2024 AIChE Annual Meeting

(4fd) Accelerating the Design Cycle of Materials for Energy Applications: Harnessing Data to Bridge the Gap between Prototypes and Synthesis

Author

Fajardo-Rojas, J. - Presenter, Colorado School of Mines
As global energy demand increases and environmental concerns become more urgent, conventional energy resources are proving insufficient to meet both challenges. According to the Department of Energy (DOE), the goals for the energy grid in the U.S. include reducing emissions by 50-52% by 2030, achieving 100% carbon-pollution-free energy by 2035, and reaching net-zero emissions by 2050. Currently, the renewable energy consumed in the US only accounts for 13% of the total energy consumption, making this a “make it or break it” moment in time in terms of developing emission-free energy technologies.

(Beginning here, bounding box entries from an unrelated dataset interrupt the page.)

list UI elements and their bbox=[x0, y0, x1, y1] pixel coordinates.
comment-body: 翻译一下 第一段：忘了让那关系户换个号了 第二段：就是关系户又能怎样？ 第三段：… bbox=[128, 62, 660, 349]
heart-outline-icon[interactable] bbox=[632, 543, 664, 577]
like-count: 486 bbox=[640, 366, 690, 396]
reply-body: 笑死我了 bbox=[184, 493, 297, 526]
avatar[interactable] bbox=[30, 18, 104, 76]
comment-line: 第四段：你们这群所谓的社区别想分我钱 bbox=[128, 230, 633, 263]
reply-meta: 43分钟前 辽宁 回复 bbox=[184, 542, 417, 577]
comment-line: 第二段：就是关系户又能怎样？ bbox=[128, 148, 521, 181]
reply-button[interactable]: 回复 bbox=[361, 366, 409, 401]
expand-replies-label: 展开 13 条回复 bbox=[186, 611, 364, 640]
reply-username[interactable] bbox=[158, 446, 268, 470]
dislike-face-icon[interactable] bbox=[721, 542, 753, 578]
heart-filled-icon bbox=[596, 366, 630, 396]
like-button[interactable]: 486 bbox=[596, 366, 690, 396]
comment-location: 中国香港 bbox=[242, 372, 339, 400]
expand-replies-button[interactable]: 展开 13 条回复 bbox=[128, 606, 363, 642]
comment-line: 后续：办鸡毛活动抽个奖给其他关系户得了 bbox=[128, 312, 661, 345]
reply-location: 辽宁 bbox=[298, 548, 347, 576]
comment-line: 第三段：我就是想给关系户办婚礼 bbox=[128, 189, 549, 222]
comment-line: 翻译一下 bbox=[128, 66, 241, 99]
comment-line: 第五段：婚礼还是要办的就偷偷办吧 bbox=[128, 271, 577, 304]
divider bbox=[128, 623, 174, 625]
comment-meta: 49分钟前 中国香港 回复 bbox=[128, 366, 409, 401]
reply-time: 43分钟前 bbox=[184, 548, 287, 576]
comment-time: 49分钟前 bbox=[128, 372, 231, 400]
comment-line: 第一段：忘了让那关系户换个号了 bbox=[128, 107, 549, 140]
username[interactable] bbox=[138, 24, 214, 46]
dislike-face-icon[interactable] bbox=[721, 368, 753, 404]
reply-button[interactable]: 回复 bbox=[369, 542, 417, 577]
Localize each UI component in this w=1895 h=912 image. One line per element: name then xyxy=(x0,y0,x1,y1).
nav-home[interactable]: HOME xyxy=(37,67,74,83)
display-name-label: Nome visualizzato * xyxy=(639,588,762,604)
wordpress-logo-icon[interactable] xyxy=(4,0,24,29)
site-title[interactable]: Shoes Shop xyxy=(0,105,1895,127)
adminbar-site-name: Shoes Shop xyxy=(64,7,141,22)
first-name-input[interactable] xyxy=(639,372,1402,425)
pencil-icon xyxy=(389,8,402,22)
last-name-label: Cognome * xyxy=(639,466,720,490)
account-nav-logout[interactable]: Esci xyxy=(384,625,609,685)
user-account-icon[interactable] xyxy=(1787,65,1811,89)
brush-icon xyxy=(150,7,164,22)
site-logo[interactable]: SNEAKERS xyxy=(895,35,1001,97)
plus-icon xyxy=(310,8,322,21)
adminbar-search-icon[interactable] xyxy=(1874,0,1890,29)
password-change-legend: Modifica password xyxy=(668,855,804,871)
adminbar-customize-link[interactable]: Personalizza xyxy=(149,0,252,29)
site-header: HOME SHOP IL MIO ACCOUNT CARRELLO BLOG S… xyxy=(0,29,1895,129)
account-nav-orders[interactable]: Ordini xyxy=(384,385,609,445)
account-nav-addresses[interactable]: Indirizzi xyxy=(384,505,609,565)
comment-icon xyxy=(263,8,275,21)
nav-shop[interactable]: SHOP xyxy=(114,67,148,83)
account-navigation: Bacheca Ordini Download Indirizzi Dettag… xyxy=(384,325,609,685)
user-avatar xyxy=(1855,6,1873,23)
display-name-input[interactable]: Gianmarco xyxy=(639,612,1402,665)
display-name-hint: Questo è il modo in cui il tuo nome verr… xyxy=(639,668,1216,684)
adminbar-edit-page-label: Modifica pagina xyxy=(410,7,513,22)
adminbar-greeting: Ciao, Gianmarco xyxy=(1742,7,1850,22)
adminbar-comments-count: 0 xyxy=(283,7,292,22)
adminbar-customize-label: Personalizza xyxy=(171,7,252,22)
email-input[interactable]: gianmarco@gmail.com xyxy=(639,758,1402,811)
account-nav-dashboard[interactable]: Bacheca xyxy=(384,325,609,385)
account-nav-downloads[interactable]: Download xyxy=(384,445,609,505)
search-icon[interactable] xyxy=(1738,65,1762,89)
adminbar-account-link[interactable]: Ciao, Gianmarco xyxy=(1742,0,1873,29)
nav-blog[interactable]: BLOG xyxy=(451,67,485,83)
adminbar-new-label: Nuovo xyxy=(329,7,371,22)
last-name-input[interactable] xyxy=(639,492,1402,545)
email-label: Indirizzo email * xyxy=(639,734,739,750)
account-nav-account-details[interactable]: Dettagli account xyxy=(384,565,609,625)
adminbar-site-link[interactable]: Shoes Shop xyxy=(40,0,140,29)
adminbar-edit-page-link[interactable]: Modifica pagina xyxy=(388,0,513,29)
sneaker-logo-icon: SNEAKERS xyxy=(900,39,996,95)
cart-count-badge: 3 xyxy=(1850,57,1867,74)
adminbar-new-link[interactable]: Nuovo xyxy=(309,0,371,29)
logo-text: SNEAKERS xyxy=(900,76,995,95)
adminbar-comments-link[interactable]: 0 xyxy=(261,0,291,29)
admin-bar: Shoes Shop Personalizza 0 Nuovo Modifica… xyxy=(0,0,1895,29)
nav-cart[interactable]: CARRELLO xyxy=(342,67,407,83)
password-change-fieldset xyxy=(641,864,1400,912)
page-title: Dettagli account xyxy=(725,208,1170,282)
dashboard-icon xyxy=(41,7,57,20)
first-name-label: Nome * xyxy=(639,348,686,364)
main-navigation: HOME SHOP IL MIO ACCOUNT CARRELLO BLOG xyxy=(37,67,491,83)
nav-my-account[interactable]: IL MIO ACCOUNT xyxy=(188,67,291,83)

Materials play a pivotal role in achieving energy and sustainability goals. From enabling non-thermal chemical separations (accounting for a potential reduction of 15% in the energy consumption in the US) to storing, transporting and delivering energy vectors as hydrogen (central in the DOE clean energy roadmap), among others. Therefore, the discovery of new materials to enable the deployment of technologies that help to achieve these energy and sustainability goals is a paramount challenge. Traditionally, new materials have been discovered through trial-and-error synthesis of potential structures. However, to synthesize high-performing materials tailored for specific applications, we must navigate a vast design space where the traditional approach becomes impractical. Computational materials discovery offers a promising alternative to explore this complex design space by allowing researchers to generate computer prototype materials and use molecular simulations to evaluate their performance. This approach enables efficient screenings of an enormous number of promising candidates at a fraction of the time and cost required by trial-and-error methods, this approach is known as high-throughput screening (HTPS). However, there is a bottleneck between the generation of prototype materials for specific energy applications and the synthesis of the best candidate.

Harnessing data offers solutions that can help to bridge the gap between the proposition of prototypes and the synthesis of a functional material. Evaluating materials, at the required level of detail, to assess their synthesizability-likelihood using traditional molecular simulation methods is prohibitively expensive, especially in high-throughput scenarios. Every day, vast amounts of experimental and computational data on materials are generated, covering structural descriptions, synthesis protocols, and performance properties. By no means this data is enough; However, if we combine this information, with the generation of databases of prototype materials, virtual hierarchical high-throughput screenings on application-relevant and computationally “cheap” properties, machine learning strategies to predict more complex and computationally expensive properties from existing data, it is possible to create a workflow that allow us not only to identify synthesizable materials, but also to propose “design rules” from structure-properties relationships.

Interested in the potential of metal-organic frameworks (MOFs) to impact energy consumption, I studied their synthesizability likelihood using the estimation of vacuum free energy, and solvation free energies as surrogate synthesizability criteria. To this end, I built a virtual pipeline that enables the high-throughput estimation of solvation free energy for MOFs with four solvents (N-N dimethylformamide, water, methanol and hexane). I studied the impact of functionalization on their synthesizability likelihood and the role of solvent and functionalization on the polymorph selection. Moreover, and motivated by the implementation of machine learning strategies to efficiently and inexpensively predict application-relevant properties in MOFs, I developed and tested physics-informed two-dimensional histograms as MOF representations for adsorption prediction. Using this approach, I evaluated the efficiency of this representation on multiple machine learning strategies to predict the adsorption of multiple molecules. This effort is a fundamental part of the development of a universal adsorption machine learning model that potentially will speed-up the development of structure-properties relationships for the rational design of molecule specific adsorbents.


Research Interests

My research vision is to use a combination of theory, molecular simulation, and machine learning to accelerate the discovery of tailored-made materials for energy applications. In the near future, I want to include autonomous experimentation as part of this materials discovery framework.

To this end I’ve developed knowledge in areas such as:

  • Structure-Properties relationships in materials
  • High-throughput molecular simulation
  • Machine learning strategies
  • Porous Materials / Surface Science

And in the near future, I am interested in developing expertise in:

  • Generative models for prototype materials database creation
  • Large Language Models for synthesis protocol prediction
  • Machine learning potentials for fast calculation of complex properties in materials.